The former head of Venezuelan military intelligence has escaped Spanish authorities days after Madrid approved his extradition to the United States where he is wanted on drug trafficking charges.
Hugo Armando Carvajal was not at home when police officers went to look for him to comply with the order, issued last Friday, according to El País.
Earlier this month, Spain’s national court authorised Carvajal’s extradition to the United States after initially rejecting it partly on the grounds that the charges were ‘politically motivated’.
Carvajal’s lawyer told CNN on Tuesday that she had not been notified of the ruling or the arrest warrant against her client. She also said that she has not recently been in contact with Carvajal and does not know where he is.
In 2011 Carvajal was charged with drug trafficking by the New York prosecutor’s office for allegedly coordinating the transport of more than 5.6 tonnes of cocaine from Venezuela to Mexico in 2006 that was ultimately destined for the US, reports the Guardian. According to US Justice, Carvajal intended to “flood” the United States with the drug, allegedly with the help of the defunct Colombian rebel group FARC, all under the direction of the “Presidency of the Republic of Venezuela.”

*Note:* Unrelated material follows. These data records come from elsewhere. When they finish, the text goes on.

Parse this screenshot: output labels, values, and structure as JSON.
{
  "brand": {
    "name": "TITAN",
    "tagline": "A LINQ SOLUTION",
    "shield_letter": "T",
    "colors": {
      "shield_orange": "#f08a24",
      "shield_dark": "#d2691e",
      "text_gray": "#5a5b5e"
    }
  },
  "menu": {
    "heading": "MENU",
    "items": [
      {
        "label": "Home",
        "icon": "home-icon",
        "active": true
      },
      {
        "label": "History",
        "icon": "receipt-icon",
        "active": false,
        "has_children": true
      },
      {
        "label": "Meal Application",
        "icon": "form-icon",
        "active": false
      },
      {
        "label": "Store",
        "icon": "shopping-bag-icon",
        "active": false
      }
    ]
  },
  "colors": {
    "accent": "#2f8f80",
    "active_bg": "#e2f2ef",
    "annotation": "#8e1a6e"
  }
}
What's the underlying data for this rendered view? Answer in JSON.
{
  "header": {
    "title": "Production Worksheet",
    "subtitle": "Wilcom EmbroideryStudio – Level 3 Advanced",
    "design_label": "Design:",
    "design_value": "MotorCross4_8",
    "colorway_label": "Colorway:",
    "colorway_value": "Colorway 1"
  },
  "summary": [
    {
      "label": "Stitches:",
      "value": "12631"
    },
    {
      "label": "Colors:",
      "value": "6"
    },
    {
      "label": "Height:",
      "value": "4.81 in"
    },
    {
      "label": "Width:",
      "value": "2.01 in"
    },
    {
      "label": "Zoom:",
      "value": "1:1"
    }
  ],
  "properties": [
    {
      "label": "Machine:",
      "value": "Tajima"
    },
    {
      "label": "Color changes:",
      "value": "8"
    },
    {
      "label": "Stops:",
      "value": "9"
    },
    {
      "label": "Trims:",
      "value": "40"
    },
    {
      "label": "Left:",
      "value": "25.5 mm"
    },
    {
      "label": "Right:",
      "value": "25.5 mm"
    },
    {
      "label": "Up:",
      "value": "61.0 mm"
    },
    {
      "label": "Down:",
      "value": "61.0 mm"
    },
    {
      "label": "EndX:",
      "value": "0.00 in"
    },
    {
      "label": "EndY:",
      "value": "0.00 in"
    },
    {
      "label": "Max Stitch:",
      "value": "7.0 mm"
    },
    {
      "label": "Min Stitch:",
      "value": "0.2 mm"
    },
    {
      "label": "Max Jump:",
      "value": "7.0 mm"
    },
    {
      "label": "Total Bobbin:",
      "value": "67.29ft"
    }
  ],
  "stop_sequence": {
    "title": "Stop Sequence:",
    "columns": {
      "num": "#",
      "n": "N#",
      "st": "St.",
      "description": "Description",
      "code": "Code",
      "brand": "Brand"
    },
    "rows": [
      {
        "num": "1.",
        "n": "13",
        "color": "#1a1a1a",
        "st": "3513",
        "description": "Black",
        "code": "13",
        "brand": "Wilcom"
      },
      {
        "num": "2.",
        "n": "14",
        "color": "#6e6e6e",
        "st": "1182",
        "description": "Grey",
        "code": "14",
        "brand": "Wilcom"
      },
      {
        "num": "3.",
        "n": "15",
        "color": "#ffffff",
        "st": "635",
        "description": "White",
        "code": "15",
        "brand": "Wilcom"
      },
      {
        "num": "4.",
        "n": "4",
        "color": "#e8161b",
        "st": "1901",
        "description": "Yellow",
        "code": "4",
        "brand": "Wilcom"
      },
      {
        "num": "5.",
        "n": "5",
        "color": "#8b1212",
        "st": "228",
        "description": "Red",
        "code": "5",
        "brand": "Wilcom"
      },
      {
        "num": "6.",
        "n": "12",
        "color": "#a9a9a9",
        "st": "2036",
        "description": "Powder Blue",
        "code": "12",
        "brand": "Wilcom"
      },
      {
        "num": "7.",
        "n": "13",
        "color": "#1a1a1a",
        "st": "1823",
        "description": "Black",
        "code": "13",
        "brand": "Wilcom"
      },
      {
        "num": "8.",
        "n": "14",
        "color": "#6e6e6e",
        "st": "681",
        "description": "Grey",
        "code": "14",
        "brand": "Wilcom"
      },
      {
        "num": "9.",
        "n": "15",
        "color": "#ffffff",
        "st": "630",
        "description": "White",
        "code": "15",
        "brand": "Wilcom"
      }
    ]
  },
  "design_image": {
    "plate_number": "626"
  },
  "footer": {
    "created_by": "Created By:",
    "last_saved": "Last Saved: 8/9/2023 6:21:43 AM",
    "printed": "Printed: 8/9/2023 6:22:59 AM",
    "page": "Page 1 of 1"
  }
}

Carvajal, who served as Hugo Chavez’s military intelligence chief and was appointed as Venezuela’s consul to Aruba by Nicolas Maduro in 2014, broke with the government earlier this year and pledged his support for opposition leader Juan Guaidó, who declared himself president of Venezuela in January. He was expelled from the armed forces in April and accused of treason, prompting his escape, initially to the Dominican Republic and then on to Spain, which he entered under a false identity.
Speaking to reporters after a meeting in Washington organised by the Venezuelan-American Alliance the US envoy to Venezuela, Elliott Abrams, called Carvajal’s disappearance in Spain “shameful” and “embarrassing” for the Spanish government.